How to simulate windows fuction with partition by in pandas?


I got this data with Nulls in original_eur column.

event_id category rounds_bot_date original_eur
0 1 Category 1 2024-03-25 00:00:00 200
1 1 Category 1 2024-03-25 00:00:00 nan
2 2 Category 2 2024-03-25 00:00:00 nan
3 2 Category 2 2024-03-25 00:00:00 150
4 2 Category 2 2024-03-25 00:00:00 150
5 2 Category 1 2024-03-25 00:00:00 nan
6 3 Category 3 2024-03-25 00:00:00 nan
7 3 Category 2 2024-03-25 00:00:00 150
8 3 Category 3 2024-03-25 00:00:00 60
9 3 Category 2 2024-03-25 00:00:00 150

I need replace each null in columns with median value for appropriate event_id, category, rounds_bot_date.

With SQL I can use case + median window function:

case
    when original_eur = NaN
    then median(original_eur) over(partition by event_id, category, rounds_bot_date)
    else original_eur
end as original_eur

For Pandas I make table with medians:

median_table = (
    dataset
    .groupby(['event_id', 'category', 'rounds_bot_date'])
    .agg(original_eur_median = ('original_eur', 'median'))
    .reset_index()
)

And apply this fuction to dataset:

def fill_na(value, event_id, category, rounds_bot_date, median_table: pd.DataFrame):
    if math.isnan(value):
        value = (
            median_table[
                (median_table['event_id'] == event_id) & 
                (median_table['category'] == category) & 
                (median_table['rounds_bot_date'] == rounds_bot_date)]['original_eur_median'].values[0]
        )
        return value
    else:
        return value


dataset['original_eur'] = (
    dataset
    .apply(
        lambda x: fill_na(x['original_eur'], x['event_id'], x['category'], x['rounds_bot_date'], median_table),
        axis = 1)
)

Is there any way to optimize this code and simulate median window function in Pandas?

P. S. I an make iterrows with same logic, but it's not fast as SQL-function.

Solution:

# add new column with median values
dataset['original_eur_median'] = (
    dataset
    .groupby(['event_id', 'category', 'rounds_bot_date'])['original_eur']
    .transform('median')
)
# fill NaN with median values.
dataset['original_eur'] = dataset['original_eur'].fillna(dataset['original_eur_median'])

Solution

  • Since ur code is kinda complicated and there is no ideal output shown, I guess ur task can be done using pandas.DataFrame.groupby().transform().
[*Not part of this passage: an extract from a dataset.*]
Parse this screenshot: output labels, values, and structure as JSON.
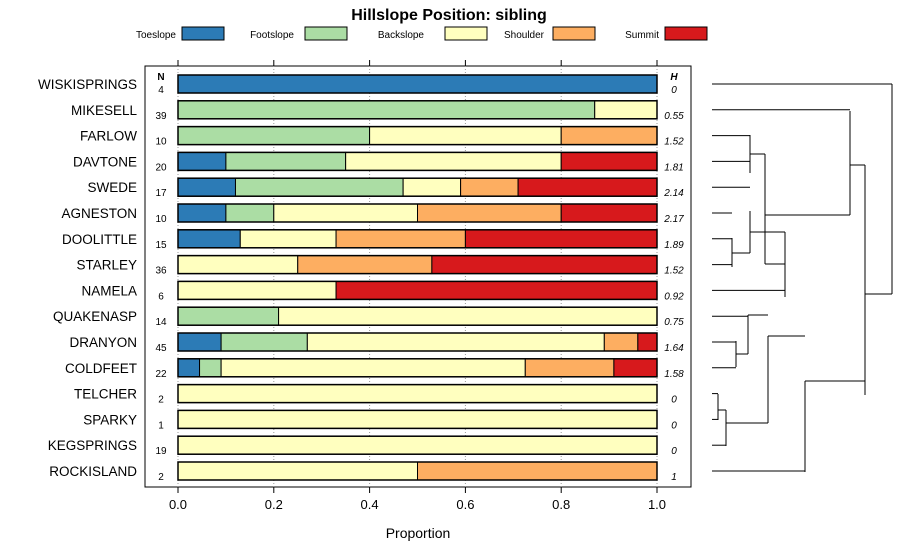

Try this:

    df['fixed_eur'] = df.groupby(['event_id', 'category', 'rounds_bot_date'])['original_eur'].transform(lambda x: x.fillna(x.median()))
    

    Note: When using Pandas, Numpy, Polars and alike Python libs, keep in mind that:

    1. The 99.99% of our problems have been faced and solved by other peoples before, so check the API reference first, where u usually could find the ready answer;
    2. Self-made functions always perform much worse than built-in ones, so plz avoid them. If u have to, at least avoid loops in them.
    3. If u r familiar with SQL, I recommend Polars other than Pandas for u. I believe u will quickly get used to it.